Canadian energy companies are forgoing millions of dollars a day in revenues as pinched export pipelines create an oil glut in Alberta that has hurt prices. The prospect of easing that glut by pumping oil through parts of TransCanada's cross-country natural gas network has attracted substantial political favour, with Alison Redford and David Alward, the Premiers of Alberta and New Brunswick, stirring excitement about a project they say can help solve the problem.

But if the west-to-east pipeline offers a solution, it's not a quick one.

On Tuesday, TransCanada outlined a potential timeline for the project. An "open season" to solicit for contractual support could be held toward June of this year. A formal regulatory filing might then be made near the end of 2013, which would trigger a review likely to take 18 to 24 months. After that, construction would take two years, Alex Pourbaix, TransCanada's president of energy and oil pipelines, said Tuesday.

It's "looking like 2017" before it's in service," he said.

That timeline offers a reality check to the optimism presented by the two Premiers, who met in Alberta last week. In a speech, Ms. Redford said the two governments are "making good progress very quickly" on the project. She later added that "people are very optimistic" about the prospects for carrying Alberta oil to Montreal, Quebec City or Saint John – the final destination has yet to be chosen.

Alberta has discussed the west-to-east plans in the context of large discounts in the price of heavy oil. On Tuesday, heavy oil futures sold for a per-barrel discount of $26.17 (U.S.) from the benchmark West Texas intermediate. The historical average discount has been about $18.

But crude deliveries four years from now are "irrelevant to the immediate-term issue that we're in a panic about right now," said Rafi Tahmazian, who manages several energy funds for Canoe Financial LP. Without new pipeline capacity by 2015, serious trouble could ensue, he said.

"You're going to start seeing a lot of [corporate development] programs cancelled," he said. "We are drilling and building production at a level that we cannot consume, and now we can no longer handle." It's something that has got to be addressed immediately, or it's going to start to show up on the bottom line of these producers."

On Tuesday, TransCanada reported fourth-quarter profit of $318-million, or 45 cents a share, down from $365-million, or 52 cents, the year before. It said problems at its Sundance A power plant hurt per-share earnings by 6 cents. Another 1-cent drop was due to outages at its Bruce nuclear facility; a further 4-cent hit came from lower revenue and higher costs at some of its U.S. natural gas pipelines.

TransCanada, meanwhile, continues to hold out hope for its Keystone XL pipeline to the U.S. Gulf, which could start moving oil by late 2014 or early 2015. A supplemental environmental impact statement from the U.S. Department of State could be released in the next week or two, but a decision from the State Department is not likely for another two to three months, TransCanada said Tuesday.

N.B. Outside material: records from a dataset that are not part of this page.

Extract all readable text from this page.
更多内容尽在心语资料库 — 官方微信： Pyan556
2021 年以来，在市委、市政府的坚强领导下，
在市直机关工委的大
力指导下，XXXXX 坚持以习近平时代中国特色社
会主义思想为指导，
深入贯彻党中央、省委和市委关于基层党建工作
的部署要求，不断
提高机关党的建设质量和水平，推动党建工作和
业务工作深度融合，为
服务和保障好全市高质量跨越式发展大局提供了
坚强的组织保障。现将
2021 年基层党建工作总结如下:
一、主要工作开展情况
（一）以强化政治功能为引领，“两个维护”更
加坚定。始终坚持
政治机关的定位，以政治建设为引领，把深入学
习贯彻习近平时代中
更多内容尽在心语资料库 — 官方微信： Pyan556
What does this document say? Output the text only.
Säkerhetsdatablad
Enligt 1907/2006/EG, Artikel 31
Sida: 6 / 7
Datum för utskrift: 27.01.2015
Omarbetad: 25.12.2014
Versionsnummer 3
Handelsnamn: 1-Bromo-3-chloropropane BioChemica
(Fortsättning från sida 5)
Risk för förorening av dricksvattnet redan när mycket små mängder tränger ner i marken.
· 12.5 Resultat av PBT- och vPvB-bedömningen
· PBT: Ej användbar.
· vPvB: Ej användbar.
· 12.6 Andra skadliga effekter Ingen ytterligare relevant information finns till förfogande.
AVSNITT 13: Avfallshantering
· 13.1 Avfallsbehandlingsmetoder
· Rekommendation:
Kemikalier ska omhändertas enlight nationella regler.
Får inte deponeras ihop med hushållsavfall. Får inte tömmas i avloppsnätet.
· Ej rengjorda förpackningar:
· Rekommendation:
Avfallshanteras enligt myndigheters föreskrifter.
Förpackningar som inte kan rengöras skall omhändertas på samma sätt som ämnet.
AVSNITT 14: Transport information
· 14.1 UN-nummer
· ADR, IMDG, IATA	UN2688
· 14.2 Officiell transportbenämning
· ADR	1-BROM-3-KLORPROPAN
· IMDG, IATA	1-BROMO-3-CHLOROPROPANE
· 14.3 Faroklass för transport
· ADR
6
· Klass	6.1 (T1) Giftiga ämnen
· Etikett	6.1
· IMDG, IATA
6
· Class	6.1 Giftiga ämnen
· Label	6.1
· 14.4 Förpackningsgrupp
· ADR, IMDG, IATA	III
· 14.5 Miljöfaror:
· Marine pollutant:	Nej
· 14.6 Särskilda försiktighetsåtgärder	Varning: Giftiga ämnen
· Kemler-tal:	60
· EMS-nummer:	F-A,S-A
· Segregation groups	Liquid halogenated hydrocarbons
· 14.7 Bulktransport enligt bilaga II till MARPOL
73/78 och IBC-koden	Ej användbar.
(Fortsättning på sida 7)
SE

Chief executive officer Russ Girling argued that "the need for the project continues to grow as North American oil production increases."

TransCanada executives also pointed to substantial interest in the west-to-east project, saying it's likely to be a larger project, at the mid-point or higher of a 500,000 to one-million-barrel-per-day range.

"I suspect it will be … larger-diameter pipe to give us the optionality going forward of being able to expand in the future," Mr. Girling said.

The government of Alberta, meanwhile, argued that it has not overinflated expectations. for new projects. It pointed to remarks made by Energy Minister Ken Hughes several weeks ago. At the time, he said of the pricing problems confronting the province: "This is not something that's going to be resolved in one month, one year, or a year-and-a-half. It's a much longer cycle."